AluArtFORUM
The site for the new ALUARTFORUM building seems naturally suited for a specific and essentially distinct volume interpolated into a row of townhouses in Ilica – the city's main longitudinal axis. The architectural intervention here is obviously not a predictable response to a delicate issue of site-specific interpolations into the existing urban fabric executed in a typical, conventional manner.
The new building in terms of its conceptual design and architectural composition is clearly defined by its exclusive program, its immediate surroundings and its double north and south-facing frontage.
The immediate surroundings of the site create the overall visual impression of the new interpolation: a long street with its central perspective forms an urban context in which the building's representative street front narrows as it projects forward and blends with the existing buildings in a rhythmic pattern of a continuous row-type street frontage.
Owing to a harmonious proportioning of its horizontals and verticals, the new building is successfully integrated into the existing urban fabric.
This speculative hypothesis from the 1990s, although not always confirmed, can be tested everywhere and in this case too.
A contrastive approach is a complex issue, interpreted in various ways. However, a truly successful design is ultimately tested by the way the building is integrated into its surroundings. It is measurable precisely by pleasure that one can only rarely derive from viewing a building which is perfectly integrated with its site.
The gallery is intended to house permanent and temporary collections of the art works produced by the students and their professors from the Academy of Fine Arts. At the same time, the building itself should become a new landmark, a volume harmoniously integrated with the existing urban pattern, a creative inspiration for an integral conceptual design of the complex which accommodates the premises of the Academy of Fine Arts, and a facility with limitless possibilities for its future spatial and functional integration with its east neighboring building on 85, Ilica (at the basement level or possibly the second-floor).
Undoubtedly, this building is conceived as a cultural and educational center par excellence. With its architectural vocabulary of lasting value, it is designed for permanence. Its unique essential character is truly revealed in its architectural composition, its volumes and materials reflecting the polarity between the open and the enclosed, the front (representativeness) and the back (the park).
With its program strictly defined by the urban-planning competition criteria and in view of the requirement to adapt the building to the adjacent ones (on 83 and 87, Ilica), the architects have been obliged to restrain from any excessive tendencies regarding the volume or backward extensions. Accordingly, they have produced an architecture that seduces us with a reduced vocabulary in its underlying simplicity and introverted purity.
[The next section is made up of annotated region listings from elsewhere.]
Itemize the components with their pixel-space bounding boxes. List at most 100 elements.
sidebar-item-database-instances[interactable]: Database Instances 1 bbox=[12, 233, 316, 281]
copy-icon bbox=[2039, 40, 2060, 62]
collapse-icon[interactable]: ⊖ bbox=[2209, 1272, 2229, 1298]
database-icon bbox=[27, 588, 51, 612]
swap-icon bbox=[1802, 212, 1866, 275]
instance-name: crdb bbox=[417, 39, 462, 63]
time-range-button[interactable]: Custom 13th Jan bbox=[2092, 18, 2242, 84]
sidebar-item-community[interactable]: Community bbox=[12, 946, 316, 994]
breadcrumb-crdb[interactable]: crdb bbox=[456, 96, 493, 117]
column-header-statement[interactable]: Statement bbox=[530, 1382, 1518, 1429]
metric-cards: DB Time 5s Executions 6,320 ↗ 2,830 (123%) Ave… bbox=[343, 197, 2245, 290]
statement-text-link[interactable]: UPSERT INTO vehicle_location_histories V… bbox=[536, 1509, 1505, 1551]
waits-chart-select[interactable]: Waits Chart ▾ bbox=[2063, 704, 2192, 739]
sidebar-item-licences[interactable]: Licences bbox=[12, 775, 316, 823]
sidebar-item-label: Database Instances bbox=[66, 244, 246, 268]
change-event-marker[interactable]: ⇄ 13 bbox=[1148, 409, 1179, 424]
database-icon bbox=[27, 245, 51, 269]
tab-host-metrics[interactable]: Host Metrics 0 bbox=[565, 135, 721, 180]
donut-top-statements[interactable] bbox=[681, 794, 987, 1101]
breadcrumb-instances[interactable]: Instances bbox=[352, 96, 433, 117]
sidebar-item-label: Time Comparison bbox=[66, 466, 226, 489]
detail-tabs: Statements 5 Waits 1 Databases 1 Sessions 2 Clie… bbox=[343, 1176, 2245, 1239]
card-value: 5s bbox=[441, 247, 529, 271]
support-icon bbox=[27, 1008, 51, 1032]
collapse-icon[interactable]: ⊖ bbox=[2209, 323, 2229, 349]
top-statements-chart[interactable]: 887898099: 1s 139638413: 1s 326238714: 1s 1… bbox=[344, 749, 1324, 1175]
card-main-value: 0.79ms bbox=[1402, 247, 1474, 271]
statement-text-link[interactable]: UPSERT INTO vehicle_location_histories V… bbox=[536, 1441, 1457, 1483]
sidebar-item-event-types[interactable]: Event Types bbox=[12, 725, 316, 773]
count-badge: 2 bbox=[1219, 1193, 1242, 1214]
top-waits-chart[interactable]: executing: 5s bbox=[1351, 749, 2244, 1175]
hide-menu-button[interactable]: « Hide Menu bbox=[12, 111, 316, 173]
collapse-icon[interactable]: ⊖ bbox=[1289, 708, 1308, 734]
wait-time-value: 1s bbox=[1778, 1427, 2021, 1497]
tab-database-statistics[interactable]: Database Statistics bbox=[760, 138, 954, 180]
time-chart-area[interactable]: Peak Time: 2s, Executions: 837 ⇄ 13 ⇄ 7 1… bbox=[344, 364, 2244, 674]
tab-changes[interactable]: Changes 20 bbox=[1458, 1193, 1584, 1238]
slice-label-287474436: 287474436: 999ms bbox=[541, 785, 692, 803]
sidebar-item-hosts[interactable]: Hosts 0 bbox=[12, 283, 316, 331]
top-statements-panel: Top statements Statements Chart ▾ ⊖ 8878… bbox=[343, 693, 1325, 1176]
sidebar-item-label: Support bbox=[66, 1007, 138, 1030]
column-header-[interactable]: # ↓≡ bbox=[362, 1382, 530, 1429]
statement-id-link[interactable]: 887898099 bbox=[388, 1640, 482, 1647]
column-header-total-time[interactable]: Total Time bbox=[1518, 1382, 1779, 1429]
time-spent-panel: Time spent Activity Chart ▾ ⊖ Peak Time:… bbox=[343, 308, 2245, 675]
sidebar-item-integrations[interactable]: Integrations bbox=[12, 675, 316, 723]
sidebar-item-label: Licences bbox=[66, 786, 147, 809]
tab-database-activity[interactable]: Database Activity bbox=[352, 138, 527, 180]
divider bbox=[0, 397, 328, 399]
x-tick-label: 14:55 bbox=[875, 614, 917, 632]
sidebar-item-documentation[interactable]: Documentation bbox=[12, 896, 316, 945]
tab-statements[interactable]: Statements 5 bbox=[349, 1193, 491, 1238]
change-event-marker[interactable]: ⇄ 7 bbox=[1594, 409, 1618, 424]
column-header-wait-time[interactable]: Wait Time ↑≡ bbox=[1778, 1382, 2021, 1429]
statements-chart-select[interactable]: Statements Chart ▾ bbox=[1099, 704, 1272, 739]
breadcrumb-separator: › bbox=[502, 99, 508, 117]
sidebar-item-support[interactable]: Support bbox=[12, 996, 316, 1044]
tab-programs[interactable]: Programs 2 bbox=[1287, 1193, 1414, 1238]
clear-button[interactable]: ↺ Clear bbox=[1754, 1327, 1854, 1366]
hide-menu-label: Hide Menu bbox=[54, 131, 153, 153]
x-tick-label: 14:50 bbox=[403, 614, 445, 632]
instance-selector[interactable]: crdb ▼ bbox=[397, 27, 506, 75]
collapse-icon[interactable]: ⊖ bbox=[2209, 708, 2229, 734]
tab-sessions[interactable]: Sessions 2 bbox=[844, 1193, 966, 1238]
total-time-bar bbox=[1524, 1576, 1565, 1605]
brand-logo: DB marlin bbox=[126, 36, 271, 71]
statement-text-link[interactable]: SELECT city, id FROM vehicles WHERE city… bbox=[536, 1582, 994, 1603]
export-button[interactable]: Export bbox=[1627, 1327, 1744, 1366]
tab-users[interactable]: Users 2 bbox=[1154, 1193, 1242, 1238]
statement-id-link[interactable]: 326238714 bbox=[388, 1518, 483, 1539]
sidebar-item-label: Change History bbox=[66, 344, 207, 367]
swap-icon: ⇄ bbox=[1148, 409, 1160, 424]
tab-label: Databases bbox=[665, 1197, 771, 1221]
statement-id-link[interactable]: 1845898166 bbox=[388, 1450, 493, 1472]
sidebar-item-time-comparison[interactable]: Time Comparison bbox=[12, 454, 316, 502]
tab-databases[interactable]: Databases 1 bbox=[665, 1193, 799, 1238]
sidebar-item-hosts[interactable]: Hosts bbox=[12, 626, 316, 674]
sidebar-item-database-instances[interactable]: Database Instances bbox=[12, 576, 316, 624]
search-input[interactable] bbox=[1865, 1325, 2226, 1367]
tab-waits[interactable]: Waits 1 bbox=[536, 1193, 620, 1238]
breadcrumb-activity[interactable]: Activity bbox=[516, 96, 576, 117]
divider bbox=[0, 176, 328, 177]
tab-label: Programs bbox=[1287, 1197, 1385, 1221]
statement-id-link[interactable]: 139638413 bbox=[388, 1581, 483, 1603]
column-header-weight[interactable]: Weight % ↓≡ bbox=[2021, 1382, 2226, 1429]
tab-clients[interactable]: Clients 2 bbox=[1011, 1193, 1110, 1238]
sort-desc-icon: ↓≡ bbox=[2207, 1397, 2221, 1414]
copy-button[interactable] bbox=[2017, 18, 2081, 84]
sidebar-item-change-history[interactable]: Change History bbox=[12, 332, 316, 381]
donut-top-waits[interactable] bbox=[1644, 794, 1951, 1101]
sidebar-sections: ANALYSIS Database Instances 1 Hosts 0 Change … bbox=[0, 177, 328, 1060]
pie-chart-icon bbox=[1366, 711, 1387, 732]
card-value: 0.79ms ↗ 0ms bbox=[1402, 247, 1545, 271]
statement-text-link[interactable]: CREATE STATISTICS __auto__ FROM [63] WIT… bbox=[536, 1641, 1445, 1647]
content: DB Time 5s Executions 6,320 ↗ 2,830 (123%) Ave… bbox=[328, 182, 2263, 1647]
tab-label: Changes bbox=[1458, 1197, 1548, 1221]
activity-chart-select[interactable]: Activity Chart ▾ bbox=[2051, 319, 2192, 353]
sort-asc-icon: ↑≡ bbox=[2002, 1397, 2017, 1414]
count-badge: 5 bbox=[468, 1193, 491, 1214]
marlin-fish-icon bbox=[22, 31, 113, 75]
A slight shift of its main, orthogonal volume is the result of irregularities inherent in the site plan which is particularly suitable for architecture whose volume projections form a dynamic and attractive pattern both integrally and in detail.
An integral composition will truly justify its presence.
This is not the site for iconic architecture. Instead, it is well suited for a building intended to become home to a prestigious educational institution. Accordingly, the building itself offers a restrained and permanent aesthetic value as a new urban repository of arts boasting rich and long-standing tradition.